Taking evidence due to a statutory duty to your government (reporting crimes) is not theft. You can’t just magically invoke the term “theft” and invoke tautologies like “stealing is stealing” - that’s not how any of this works.

It literally does depend on whether the taken documents reveal a crime, along with other factors about how your job or normal access would bring you in contact with the materials and also if the materials taken are over broad (i.e. you wanted documents to show a pattern of sexual harassment but also took a bunch of unrelated private client data).

https://www.whistleblowerllc.com/you-call-it-theft-i-call-it...

Given that in the case of Manning & Wikileaks, the crimes being reported (which were proven beyond all doubt) included criminal murder perpetrated systematically by US military and federal agents, as well as grand scale deception and rigging of the Democratic Primary in 2016, and shitloads of illegal torture and illegal imprisonment across Europe, the Middle East and Guantanamo, it’s also beyond dispute that the moral duty (and statutory duty for Americans involved like Manning) to release the materials was undeniable and the crimes were so sweeping and severe that no part of the taking or publishing of the documents can be considered over broad.



Taking evidence of a crime that you have legal access to is not a crime. Breaking into someone's house and taking evidence of financial fraud is still stealing. It's not complicated. Recruiting people to steal, i.e. hack into information stores they do not presently have access to, is being an accessory.


Nonsense. For example, making copies and exfiltrating classified documents from the government office where you work is an example of illegal theft (and other crimes).

Except not if the taken documents reveal criminal behavior that you have a higher statutory duty to report.

You are just creating a lazy false dichotomy between situations that are black and white, but you’re just talking into the wind and your point is still straight up wrong from a legal standpoint.

Whistleblowing is not stealing - literally, in the legal sense. Actions which might be illegal if they don’t result in the revelation of a greater crime can become literally legal actions if they are performed due to a higher statutory obligation to blow the whistle.


>For example, making copies and exfiltrating classified documents from the government office

It depends on what you do with them. If your copy is in service to whistleblowing to the proper authorities, then it is not illegal. If you are dumping them on wikileaks, its still illegal even if the act is revealing illegal acts.

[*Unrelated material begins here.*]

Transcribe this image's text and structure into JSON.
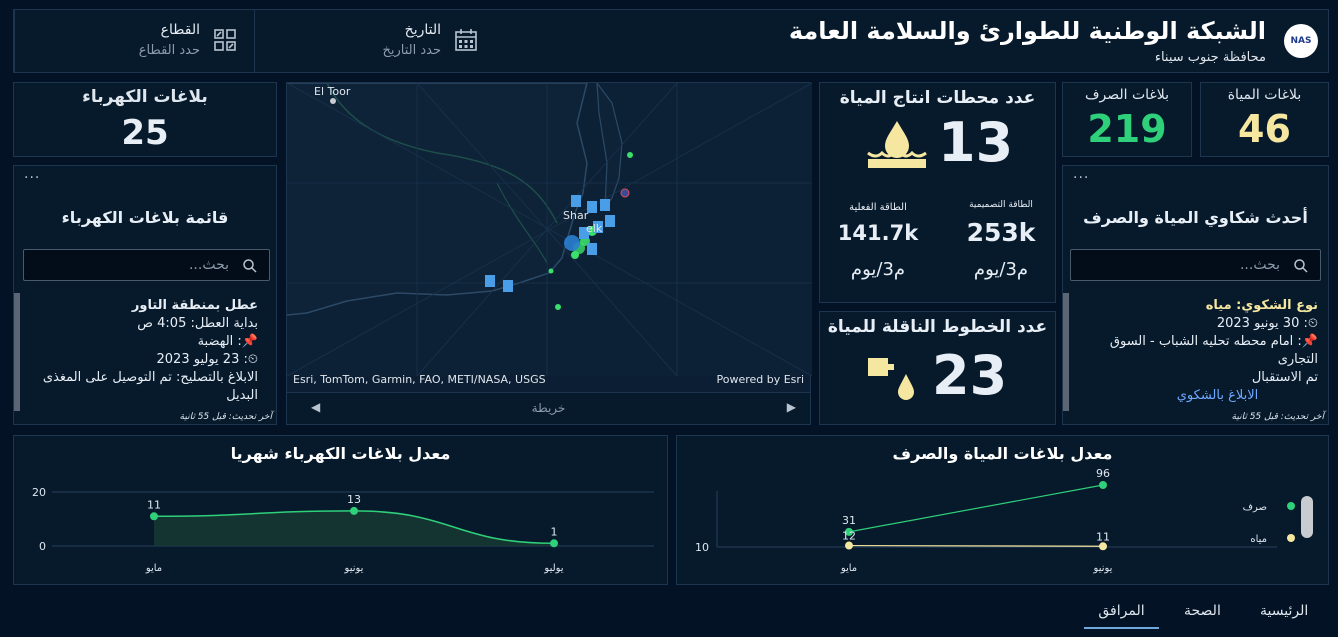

>Actions which might be illegal if they don’t result in the revelation of a greater crime can become literally legal actions if they are performed due to a higher statutory obligation to blow the whistle.

Yes, for people who have legitimate access to the information to begin with. Show me a single case where someone performed an illegal act to access information that happened to reveal criminal acts, and show me how whistleblower protection laws absolved the initial illegal access. This is different than the crime revealed being comparatively so egregious that no one had any interest in prosecuting the individual for the initial illegal act.